The Willamette River is a major tributary of the Columbia River offering fishing adventures in northwestern Oregon. Over 60 freshwater fish species are found in the Willamette River, including bluegill, bull trout, carp, cutthroat trout, largemouth bass, salmon, smallmouth bass, and walleye.

Between May and December, the feisty sturgeon is common in the 26-mile stretch from Willamette Falls to Portland. Steelhead trout are found in the main river as well as surrounding smaller waterways and tributaries year-round. In spring, chinook salmon abound in the lower sections of the river while coho salmon are available year-round.


There is no shortage of lakes in the Pacific Northwest. The construction of many dams along major rivers means that reservoirs are found all over the region. For example, in Washington, you’ll find Potholes Reservoir and nearby Moses Lake, both part of the Columbia River Basin.

The shallow northern side of Potholes Reservoir is perfect for fly-fishing adventures. Expect to catch large quantities of largemouth and smallmouth bass. If you kayak out into the deeper waters or charter a boat, you can catch game fish like bluegill, crappie, and perch. In Moses Lake, you can catch bass, crappies, yellow perch, and walleye.
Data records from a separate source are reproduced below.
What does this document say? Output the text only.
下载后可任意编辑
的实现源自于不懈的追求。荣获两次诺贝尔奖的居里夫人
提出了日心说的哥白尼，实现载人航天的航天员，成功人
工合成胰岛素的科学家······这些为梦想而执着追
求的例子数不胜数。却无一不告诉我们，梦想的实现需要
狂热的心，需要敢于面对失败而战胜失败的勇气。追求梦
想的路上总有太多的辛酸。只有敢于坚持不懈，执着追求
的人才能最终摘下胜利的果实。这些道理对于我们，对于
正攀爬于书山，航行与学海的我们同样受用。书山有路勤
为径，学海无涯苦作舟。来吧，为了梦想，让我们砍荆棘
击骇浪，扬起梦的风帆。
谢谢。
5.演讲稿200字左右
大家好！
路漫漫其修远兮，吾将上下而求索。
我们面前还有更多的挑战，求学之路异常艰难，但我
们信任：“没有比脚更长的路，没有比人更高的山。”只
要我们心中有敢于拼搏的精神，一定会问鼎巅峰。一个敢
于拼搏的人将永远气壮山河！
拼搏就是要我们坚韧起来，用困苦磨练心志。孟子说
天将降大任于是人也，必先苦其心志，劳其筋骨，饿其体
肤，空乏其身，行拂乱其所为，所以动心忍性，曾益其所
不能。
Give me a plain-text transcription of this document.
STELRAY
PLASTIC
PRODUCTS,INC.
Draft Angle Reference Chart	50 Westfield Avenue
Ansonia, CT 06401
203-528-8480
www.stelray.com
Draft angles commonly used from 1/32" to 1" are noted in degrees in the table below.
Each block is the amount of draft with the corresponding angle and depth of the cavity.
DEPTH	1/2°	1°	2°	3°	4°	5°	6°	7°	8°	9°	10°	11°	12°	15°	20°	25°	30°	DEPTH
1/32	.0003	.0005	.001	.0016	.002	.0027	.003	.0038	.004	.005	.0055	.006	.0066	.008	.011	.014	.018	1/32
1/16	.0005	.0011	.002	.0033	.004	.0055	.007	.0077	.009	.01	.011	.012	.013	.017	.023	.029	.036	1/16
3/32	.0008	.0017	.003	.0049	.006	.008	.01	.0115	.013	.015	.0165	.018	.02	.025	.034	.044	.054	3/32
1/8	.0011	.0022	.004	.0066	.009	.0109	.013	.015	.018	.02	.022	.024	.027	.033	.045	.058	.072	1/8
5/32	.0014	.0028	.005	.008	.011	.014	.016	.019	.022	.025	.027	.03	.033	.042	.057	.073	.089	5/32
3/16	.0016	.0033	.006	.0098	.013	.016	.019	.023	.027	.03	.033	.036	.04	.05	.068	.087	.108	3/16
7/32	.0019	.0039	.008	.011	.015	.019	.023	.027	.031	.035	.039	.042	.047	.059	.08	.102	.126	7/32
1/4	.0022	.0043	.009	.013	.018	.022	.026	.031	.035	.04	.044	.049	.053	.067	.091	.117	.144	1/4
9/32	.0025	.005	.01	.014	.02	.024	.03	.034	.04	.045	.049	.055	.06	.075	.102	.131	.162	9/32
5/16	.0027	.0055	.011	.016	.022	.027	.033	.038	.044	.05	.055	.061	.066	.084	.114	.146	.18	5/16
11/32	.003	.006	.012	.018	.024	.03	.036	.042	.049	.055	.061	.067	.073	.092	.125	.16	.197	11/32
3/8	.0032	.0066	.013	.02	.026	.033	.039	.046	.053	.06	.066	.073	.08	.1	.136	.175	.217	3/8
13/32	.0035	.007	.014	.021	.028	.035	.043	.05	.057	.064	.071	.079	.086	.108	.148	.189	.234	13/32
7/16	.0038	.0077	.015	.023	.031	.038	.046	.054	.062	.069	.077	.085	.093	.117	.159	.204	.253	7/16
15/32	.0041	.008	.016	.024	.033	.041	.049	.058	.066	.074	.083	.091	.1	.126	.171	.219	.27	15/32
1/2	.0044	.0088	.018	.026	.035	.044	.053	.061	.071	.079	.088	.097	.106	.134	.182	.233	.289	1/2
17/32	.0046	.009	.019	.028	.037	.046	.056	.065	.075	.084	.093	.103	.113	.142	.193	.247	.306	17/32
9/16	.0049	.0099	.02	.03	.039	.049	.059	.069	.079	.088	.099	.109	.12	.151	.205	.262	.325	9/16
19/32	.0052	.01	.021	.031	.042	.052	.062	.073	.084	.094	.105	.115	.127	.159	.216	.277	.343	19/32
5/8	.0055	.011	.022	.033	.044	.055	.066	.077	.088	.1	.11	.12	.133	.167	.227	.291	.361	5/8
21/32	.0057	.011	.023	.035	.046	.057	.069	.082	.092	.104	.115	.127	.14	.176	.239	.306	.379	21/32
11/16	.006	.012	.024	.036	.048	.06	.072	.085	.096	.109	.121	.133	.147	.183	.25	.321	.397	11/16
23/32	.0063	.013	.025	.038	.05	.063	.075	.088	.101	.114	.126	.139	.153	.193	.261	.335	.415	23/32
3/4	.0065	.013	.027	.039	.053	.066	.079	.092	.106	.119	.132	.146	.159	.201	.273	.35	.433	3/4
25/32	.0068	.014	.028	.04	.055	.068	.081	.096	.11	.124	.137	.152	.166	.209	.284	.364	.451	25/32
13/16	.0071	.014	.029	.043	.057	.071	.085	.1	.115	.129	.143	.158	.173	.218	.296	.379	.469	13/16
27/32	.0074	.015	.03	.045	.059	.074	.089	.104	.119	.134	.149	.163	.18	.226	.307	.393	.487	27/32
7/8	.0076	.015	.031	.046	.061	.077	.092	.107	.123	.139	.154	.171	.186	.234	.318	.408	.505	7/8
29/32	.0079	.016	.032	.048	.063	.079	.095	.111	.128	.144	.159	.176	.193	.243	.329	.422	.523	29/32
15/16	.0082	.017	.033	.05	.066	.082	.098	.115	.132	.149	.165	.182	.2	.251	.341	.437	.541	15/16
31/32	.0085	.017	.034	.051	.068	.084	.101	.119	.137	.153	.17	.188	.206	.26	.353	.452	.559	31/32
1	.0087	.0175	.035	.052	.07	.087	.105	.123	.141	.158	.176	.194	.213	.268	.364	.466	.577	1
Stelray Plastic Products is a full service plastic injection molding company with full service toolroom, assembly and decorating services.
Headed further inland, C. J. Strike Reservoir in Idaho offers bluegill, bullhead catfish, channel catfish, crappie, largemouth bass, pumpkinseed, rainbow trout, sunfish, white sturgeon, and yellow perch. Check with the Idaho Fish and Game Commission for seasons and regulations. And Bighorn Lake in Wyoming is renowned for its big skies and fantastic fishing spots. Kayak fishing is popular here, though many prefer to troll for perch or walleye. Go fly fishing along the shore for carp and trout.